Blaise Pascal, físico, matemático y filósofo religioso de cuyo nacimiento se cumplirán 400 años dentro de una semana, poseía una inteligencia prodigiosa, de extraordinaria capacidad. A los 17 años publicó su primer ensayo matemático y a los 22 había ideado y construido ya una calculadora mecánica –la Pascalina– para ayudar a su padre, responsable de las finanzas de Rouen. Luego sentó las bases de la teoría de las probabilidades, desarrolló múltiples estudios sobre la hidrodinámica y la presión del aire, inventó de paso la prensa hidráulica o la jeringa, y dio nombre a la medida de presión (el Pascal, todavía presente en los mapas meteorológicos). En sus últimos años, recluido en el feudo jansenista de Port Royal, escribió libros como Les Provinciales o las Pensées , su célebre apología de la religión cristiana. Todo ello, en el marco de una vida tan fecunda como breve, que se apagó a los 39 años.
Quizás la frase más recordada de Pascal sea “el corazón tiene razones que la razón desconoce”. He aquí una afirmación de múltiples aplicaciones en la vida sentimental, pero que en el caso de Pascal aludía también a su doble condición de científico y hombre de fe. No es esa, ni mucho menos, la única sentencia pascaliana sugerente. Hay otras. Por ejemplo, esta contenida en El discurso sobre las pasiones del amor : “Existen dos tipos de mente, una matemática, otra que podríamos denominar intuitiva. Una se basa en un punto de vista lento, firme, constante; la otra, en un pensamiento flexible”.
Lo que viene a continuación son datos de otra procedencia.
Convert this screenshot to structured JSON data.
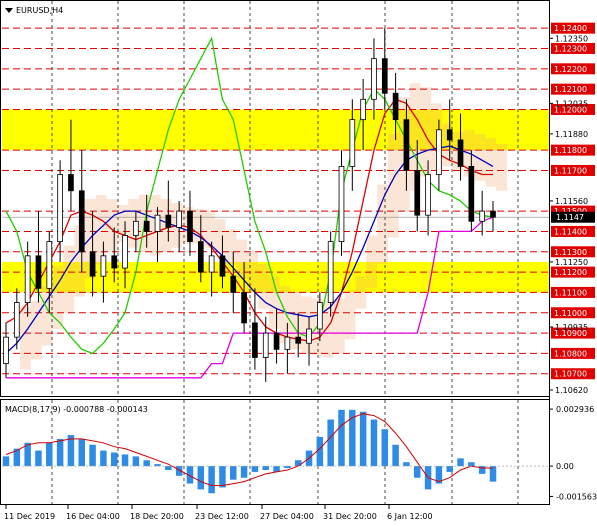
{
  "window": {
    "symbol_label": "EURUSD,H4"
  },
  "colors": {
    "candle": "#000000",
    "band": "#ffff00",
    "level_line": "#e00000",
    "level_tag": "#e00000",
    "current_tag": "#000000",
    "ma_red": "#e00000",
    "ma_blue": "#0000c0",
    "green": "#22cc00",
    "magenta": "#e000e0",
    "cloud": "#f2a070",
    "macd_hist": "#2e8be6",
    "macd_signal": "#d40000",
    "grid": "#000000"
  },
  "chart_data": [
    {
      "type": "line",
      "title": "EURUSD,H4",
      "ylim": [
        1.1062,
        1.1245
      ],
      "price_axis_ticks": [
        1.1235,
        1.1203,
        1.1188,
        1.1155,
        1.1125,
        1.1093,
        1.1062
      ],
      "current_price": 1.1147,
      "current_price_label": "1.1147",
      "levels": [
        {
          "value": 1.124,
          "label": "1.12400"
        },
        {
          "value": 1.123,
          "label": "1.12300"
        },
        {
          "value": 1.122,
          "label": "1.12200"
        },
        {
          "value": 1.121,
          "label": "1.12100"
        },
        {
          "value": 1.12,
          "label": "1.12000"
        },
        {
          "value": 1.118,
          "label": "1.11800"
        },
        {
          "value": 1.117,
          "label": "1.11700"
        },
        {
          "value": 1.115,
          "label": "1.11500"
        },
        {
          "value": 1.114,
          "label": "1.11400"
        },
        {
          "value": 1.113,
          "label": "1.11300"
        },
        {
          "value": 1.112,
          "label": "1.11200"
        },
        {
          "value": 1.111,
          "label": "1.11100"
        },
        {
          "value": 1.11,
          "label": "1.11000"
        },
        {
          "value": 1.109,
          "label": "1.10900"
        },
        {
          "value": 1.108,
          "label": "1.10800"
        },
        {
          "value": 1.107,
          "label": "1.10700"
        }
      ],
      "price_axis_plain": [
        {
          "value": 1.1235,
          "label": "1.12350"
        },
        {
          "value": 1.1203,
          "label": "1.12035"
        },
        {
          "value": 1.1188,
          "label": "1.11880"
        },
        {
          "value": 1.1155,
          "label": "1.11560"
        },
        {
          "value": 1.1125,
          "label": "1.11250"
        },
        {
          "value": 1.1093,
          "label": "1.10935"
        },
        {
          "value": 1.1062,
          "label": "1.10620"
        }
      ],
      "bands": [
        {
          "from": 1.118,
          "to": 1.12
        },
        {
          "from": 1.111,
          "to": 1.1125
        }
      ],
      "x_labels": [
        "11 Dec 2019",
        "16 Dec 04:00",
        "18 Dec 20:00",
        "23 Dec 12:00",
        "27 Dec 04:00",
        "31 Dec 20:00",
        "6 Jan 12:00"
      ],
      "candles": [
        [
          1.1075,
          1.1095,
          1.1068,
          1.1088
        ],
        [
          1.1088,
          1.1112,
          1.1082,
          1.1105
        ],
        [
          1.1105,
          1.1135,
          1.1098,
          1.1128
        ],
        [
          1.1128,
          1.115,
          1.1105,
          1.1112
        ],
        [
          1.1112,
          1.114,
          1.11,
          1.1135
        ],
        [
          1.1135,
          1.1175,
          1.1125,
          1.1168
        ],
        [
          1.1168,
          1.1195,
          1.115,
          1.116
        ],
        [
          1.116,
          1.118,
          1.112,
          1.113
        ],
        [
          1.113,
          1.115,
          1.1108,
          1.1118
        ],
        [
          1.1118,
          1.1135,
          1.1105,
          1.1128
        ],
        [
          1.1128,
          1.1142,
          1.1115,
          1.1122
        ],
        [
          1.1122,
          1.1145,
          1.1112,
          1.1138
        ],
        [
          1.1138,
          1.115,
          1.113,
          1.1145
        ],
        [
          1.1145,
          1.1158,
          1.1132,
          1.114
        ],
        [
          1.114,
          1.1152,
          1.1125,
          1.1148
        ],
        [
          1.1148,
          1.1165,
          1.1135,
          1.1142
        ],
        [
          1.1142,
          1.1155,
          1.113,
          1.115
        ],
        [
          1.115,
          1.116,
          1.1128,
          1.1135
        ],
        [
          1.1135,
          1.1148,
          1.1115,
          1.112
        ],
        [
          1.112,
          1.1135,
          1.1108,
          1.1128
        ],
        [
          1.1128,
          1.1138,
          1.1112,
          1.1118
        ],
        [
          1.1118,
          1.113,
          1.11,
          1.111
        ],
        [
          1.111,
          1.1125,
          1.109,
          1.1095
        ],
        [
          1.1095,
          1.1112,
          1.1072,
          1.1078
        ],
        [
          1.1078,
          1.1098,
          1.1066,
          1.109
        ],
        [
          1.109,
          1.1102,
          1.1075,
          1.1082
        ],
        [
          1.1082,
          1.1095,
          1.107,
          1.1088
        ],
        [
          1.1088,
          1.11,
          1.1078,
          1.1085
        ],
        [
          1.1085,
          1.1098,
          1.1074,
          1.1092
        ],
        [
          1.1092,
          1.111,
          1.1086,
          1.1105
        ],
        [
          1.1105,
          1.114,
          1.1098,
          1.1135
        ],
        [
          1.1135,
          1.118,
          1.1128,
          1.1172
        ],
        [
          1.1172,
          1.1205,
          1.116,
          1.1195
        ],
        [
          1.1195,
          1.1215,
          1.118,
          1.1205
        ],
        [
          1.1205,
          1.1235,
          1.1195,
          1.1225
        ],
        [
          1.1225,
          1.124,
          1.12,
          1.1208
        ],
        [
          1.1208,
          1.1218,
          1.1185,
          1.1195
        ],
        [
          1.1195,
          1.1205,
          1.116,
          1.117
        ],
        [
          1.117,
          1.1185,
          1.114,
          1.1148
        ],
        [
          1.1148,
          1.1175,
          1.1138,
          1.1168
        ],
        [
          1.1168,
          1.1195,
          1.116,
          1.119
        ],
        [
          1.119,
          1.1205,
          1.1175,
          1.1185
        ],
        [
          1.1185,
          1.1198,
          1.1165,
          1.1172
        ],
        [
          1.1172,
          1.118,
          1.114,
          1.1145
        ],
        [
          1.1145,
          1.116,
          1.1138,
          1.115
        ],
        [
          1.115,
          1.1155,
          1.114,
          1.1147
        ]
      ],
      "series": [
        {
          "color_key": "ma_red",
          "values": [
            1.1095,
            1.1098,
            1.1105,
            1.1115,
            1.1125,
            1.1135,
            1.1148,
            1.115,
            1.1148,
            1.1145,
            1.114,
            1.1138,
            1.1136,
            1.1138,
            1.114,
            1.1142,
            1.1143,
            1.1142,
            1.1138,
            1.1132,
            1.1125,
            1.1118,
            1.111,
            1.11,
            1.1093,
            1.109,
            1.1088,
            1.1087,
            1.1086,
            1.1088,
            1.1095,
            1.111,
            1.113,
            1.1155,
            1.118,
            1.1198,
            1.1205,
            1.1203,
            1.1195,
            1.1185,
            1.1178,
            1.1175,
            1.1173,
            1.117,
            1.1168,
            1.1168
          ]
        },
        {
          "color_key": "ma_blue",
          "values": [
            1.108,
            1.1085,
            1.1092,
            1.11,
            1.1108,
            1.1116,
            1.1125,
            1.1132,
            1.1138,
            1.1143,
            1.1148,
            1.115,
            1.115,
            1.1148,
            1.1146,
            1.1144,
            1.1142,
            1.114,
            1.1137,
            1.1133,
            1.1128,
            1.1122,
            1.1116,
            1.111,
            1.1105,
            1.1102,
            1.11,
            1.1099,
            1.1098,
            1.1099,
            1.1103,
            1.111,
            1.112,
            1.1132,
            1.1145,
            1.1158,
            1.1168,
            1.1175,
            1.1178,
            1.118,
            1.1181,
            1.1182,
            1.118,
            1.1178,
            1.1175,
            1.1172
          ]
        },
        {
          "color_key": "green",
          "values": [
            1.115,
            1.114,
            1.112,
            1.111,
            1.11,
            1.1095,
            1.1088,
            1.1082,
            1.108,
            1.1085,
            1.1092,
            1.11,
            1.112,
            1.115,
            1.117,
            1.119,
            1.1205,
            1.1215,
            1.1225,
            1.1235,
            1.1205,
            1.1195,
            1.117,
            1.1145,
            1.113,
            1.111,
            1.1098,
            1.109,
            1.1088,
            1.1095,
            1.112,
            1.116,
            1.118,
            1.12,
            1.121,
            1.1205,
            1.1195,
            1.1185,
            1.1175,
            1.1165,
            1.116,
            1.1158,
            1.1155,
            1.115,
            1.1148,
            1.1147
          ]
        },
        {
          "color_key": "magenta",
          "values": [
            1.1068,
            1.1068,
            1.1068,
            1.1068,
            1.1068,
            1.1068,
            1.1068,
            1.1068,
            1.1068,
            1.1068,
            1.1068,
            1.1068,
            1.1068,
            1.1068,
            1.1068,
            1.1068,
            1.1068,
            1.1068,
            1.1068,
            1.1075,
            1.1075,
            1.109,
            1.109,
            1.109,
            1.109,
            1.109,
            1.109,
            1.109,
            1.109,
            1.109,
            1.109,
            1.109,
            1.109,
            1.109,
            1.109,
            1.109,
            1.109,
            1.109,
            1.109,
            1.111,
            1.114,
            1.114,
            1.114,
            1.114,
            1.1145,
            1.1147
          ]
        }
      ]
    },
    {
      "type": "bar",
      "title": "MACD(8,17,9) -0.000788 -0.000143",
      "ylim": [
        -0.00185,
        0.0032
      ],
      "y_ticks": [
        {
          "value": 0.002936,
          "label": "0.002936"
        },
        {
          "value": 0.0,
          "label": "0.00"
        },
        {
          "value": -0.001563,
          "label": "-0.001563"
        }
      ],
      "series": [
        {
          "name": "histogram",
          "values": [
            0.0005,
            0.0009,
            0.0012,
            0.0008,
            0.0012,
            0.0014,
            0.0016,
            0.0014,
            0.0011,
            0.0008,
            0.0007,
            0.0006,
            0.0005,
            0.0003,
            0.0001,
            -0.0002,
            -0.0005,
            -0.0009,
            -0.0012,
            -0.0014,
            -0.0011,
            -0.0007,
            -0.0006,
            -0.0003,
            -0.0002,
            -0.0003,
            -0.0001,
            0.0003,
            0.0008,
            0.0015,
            0.0024,
            0.0029,
            0.0029,
            0.0028,
            0.0024,
            0.0019,
            0.0011,
            0.0002,
            -0.0006,
            -0.0012,
            -0.0009,
            -0.0003,
            0.0004,
            0.0002,
            -0.0004,
            -0.0008
          ]
        },
        {
          "name": "signal",
          "values": [
            0.0006,
            0.0008,
            0.0011,
            0.0012,
            0.0012,
            0.0013,
            0.0014,
            0.0014,
            0.0013,
            0.0012,
            0.001,
            0.0009,
            0.0007,
            0.0005,
            0.0003,
            0.0001,
            -0.0002,
            -0.0005,
            -0.0008,
            -0.001,
            -0.001,
            -0.0009,
            -0.0008,
            -0.0006,
            -0.0004,
            -0.0003,
            -0.0002,
            0.0,
            0.0004,
            0.0009,
            0.0015,
            0.0021,
            0.0025,
            0.0027,
            0.0026,
            0.0023,
            0.0017,
            0.001,
            0.0002,
            -0.0006,
            -0.0008,
            -0.0006,
            -0.0002,
            0.0,
            -0.0001,
            -0.0001
          ]
        }
      ]
    }
  ]
}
El autor de las ‘Pensées’ encarnaba una contradicción vital altamente productiva
Se hace difícil inclinarse por una de esas dos mentes. La primera parece indispensable para sacarle todo el partido a la razón, siguiendo su lógica, avanzando con método, cautela y determinación. La segunda es indispensable para lograr avances significativos. Porque la razón marca el camino, pero la intuición puede abrir las puertas hacia desarrollos insospechados. Nos hace falta la disciplina del método, pero de poco nos sirve si de tarde en tarde no nos ilumina la chispa de lo imaginado, de lo entrevisto, de aquello desconocido que de repente se concreta y pasa a engrosar el conocimiento colectivo.
Citar a Pascal en el siglo XXI les parecerá un anacronismo ofensivo a los apóstoles de la corrección política y de la cancelación. Era hombre, era blanco, está muerto y, en vida, defendió el jansenismo, que sostenía que sin gracia divina no íbamos a ninguna parte. Pascal era todo eso, pero a la vez era una mente inquisitiva, investigadora, infatigable y muy productiva. O sea, una contradicción andante. Algo que no se les podrá reprochar a las personas que alardean de valores y principios inamovibles, pero que no saben llevarnos adelante y, en consecuencia, cuando llegan al poder, anulan progresos y creen conveniente devolvernos unos decenios atrás.